[ptsefton.com] | [CV & Bio]

Lemon8 XML beta released

2008-06-23

The PKP people have released a beta of Lemon8-XML, (L8X) their journal-oriented word processor-driven XML publishing system.

I tried out the demo server with an ICE test document.

The bad news is that the service had significant problems with my document; It could not locate author metadata, incorrectly identified some ordinary text as being citations, and lost most of the document text, which is obviously a very major issue.

The good news is that MJ Suhonos from PKP was onto me straight away with an email and is keen to work on support for styles in general and ICE styles in particular. (It's in the FAQ that we will collaborate on this).

If the PKP team can get a decent structure guessing application to work on arbitrary input that would be great, but even better would be to close the loop and give back documents with more structure than you put in. At the ICE project we will help however we can.

If it was me doing this I would break this problem into two parts:

  1. Build a converter that can take structured word processing documents and map them to the NLM XML format used by L8X. ICE offers one well worked out structure for generic documents, others may exist for specific formats.

  2. Build a structure-guessing application to add structure to word processing documents (something which Ian Barnes has been chipping away at for a while).

With both of these in place you can improve documents in the wild as you go; every time someone submits a draft add styles and give it back to them, rather than trying to guess structure at the end. I would like to see this embedded in the OJS journal management system from PKP so that authors get rapid and continual feedback every time they upload a draft.

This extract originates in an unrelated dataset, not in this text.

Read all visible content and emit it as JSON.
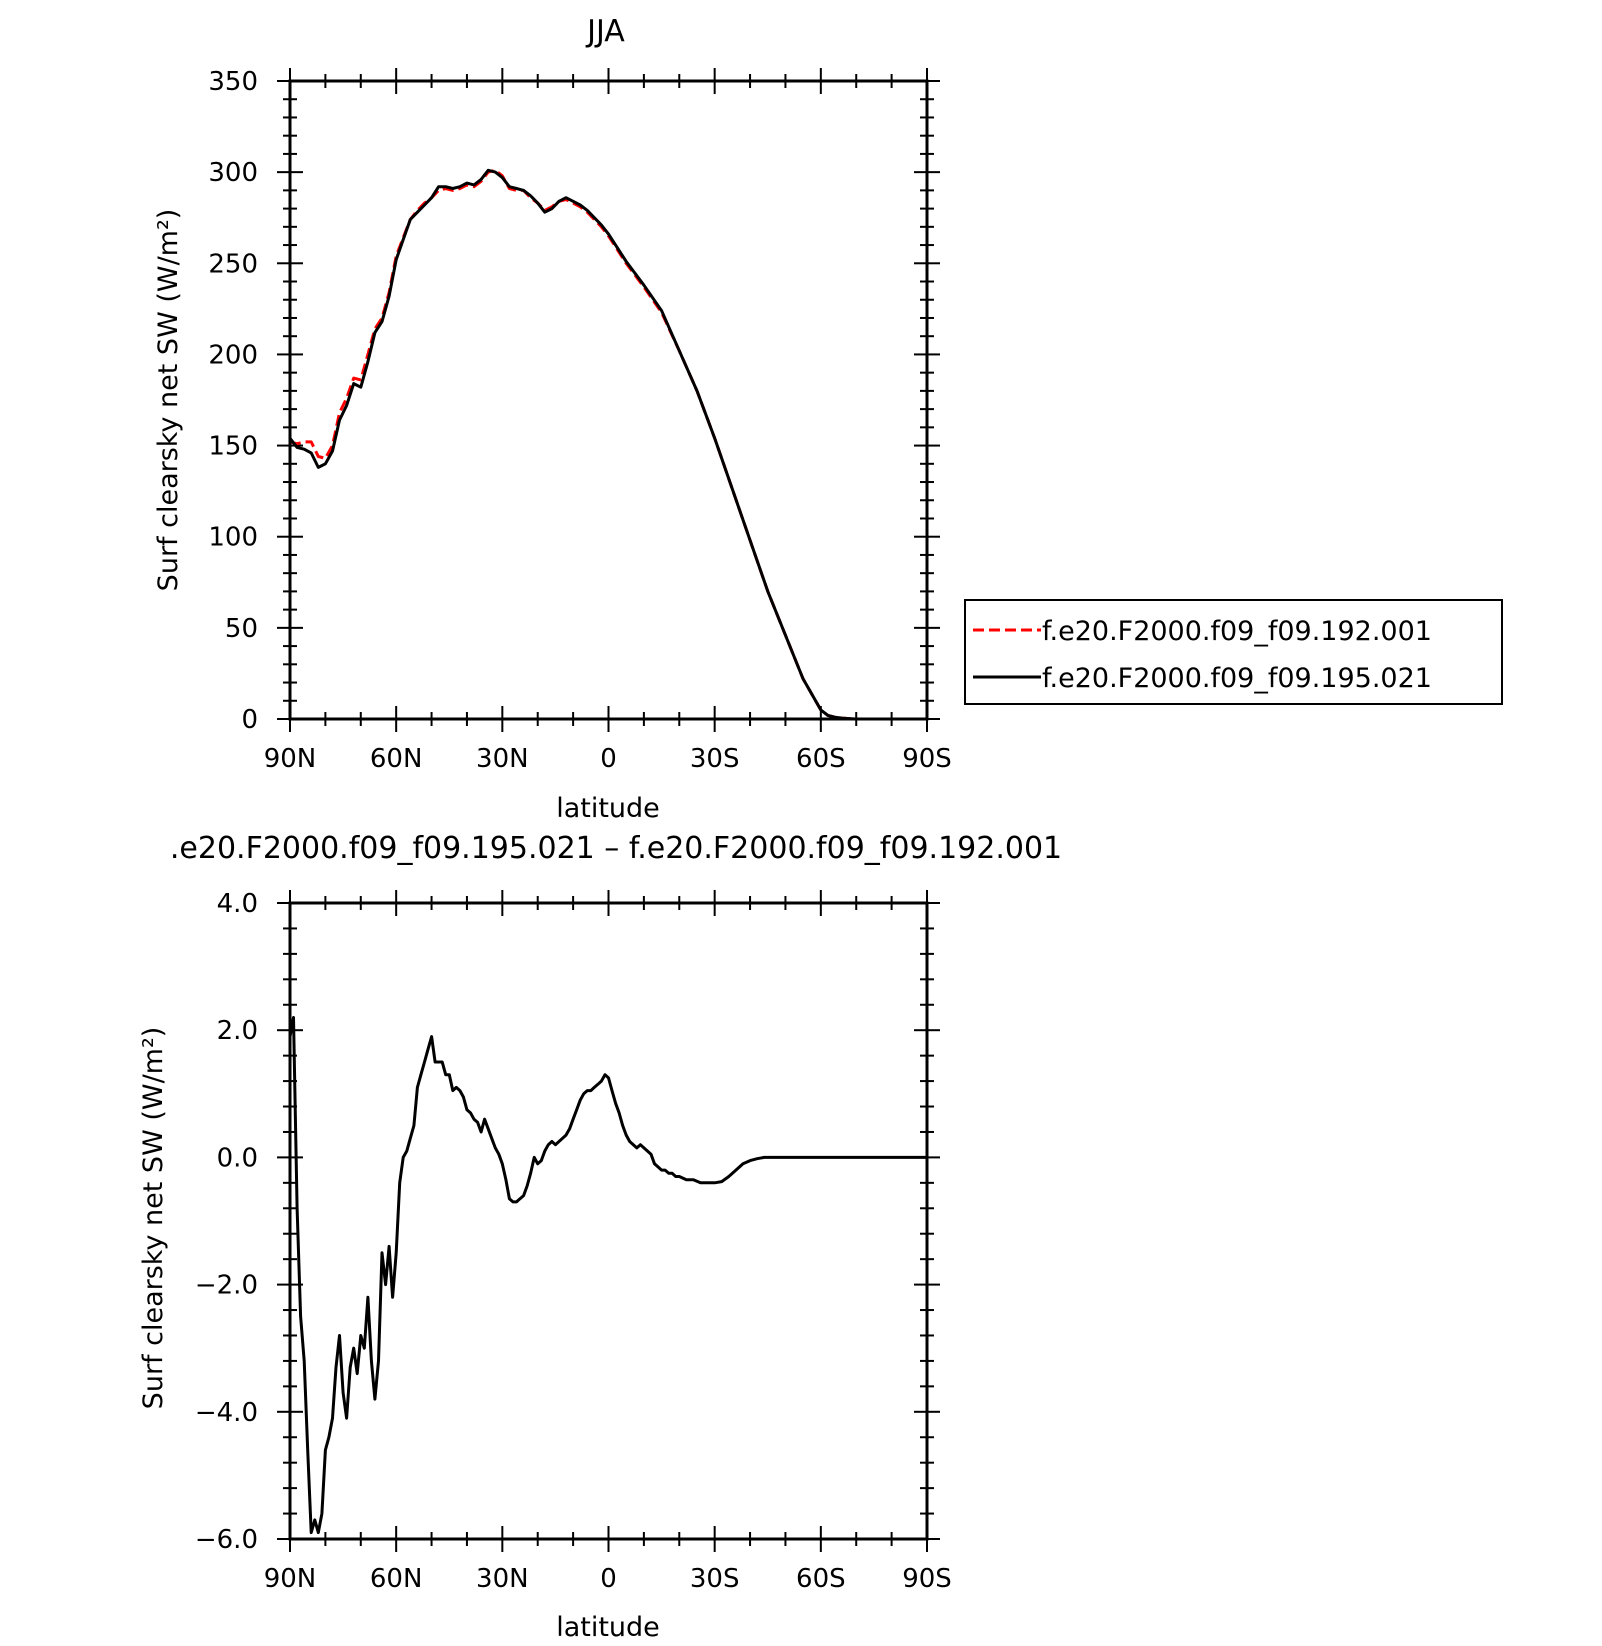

This would allow some editorial and review processes to take place in an HTML interface as well rather than via PDF on word processing files.

If you leave L8X as the final step, authors will have little feedback as to how they can improve the structure of their drafts.

My two-part plan would re-ordering sections in L8X become redundant word processors have outlining tools with which you can reorder content, so why try to do it through an HTML interface?

On a technical note, last time I looked at L8X I concluded that Docvert is a weak link it tries to to use XSLT to guess structure; our experience with ICE was that XSLT (version one at least) was not a productive way to do this as the austere functional programming environment in XSLT made the structure-reasoning code very hard to maintain and very slow, so we moved to more traditional parser written in Python which is much easier for typical programmers to work with.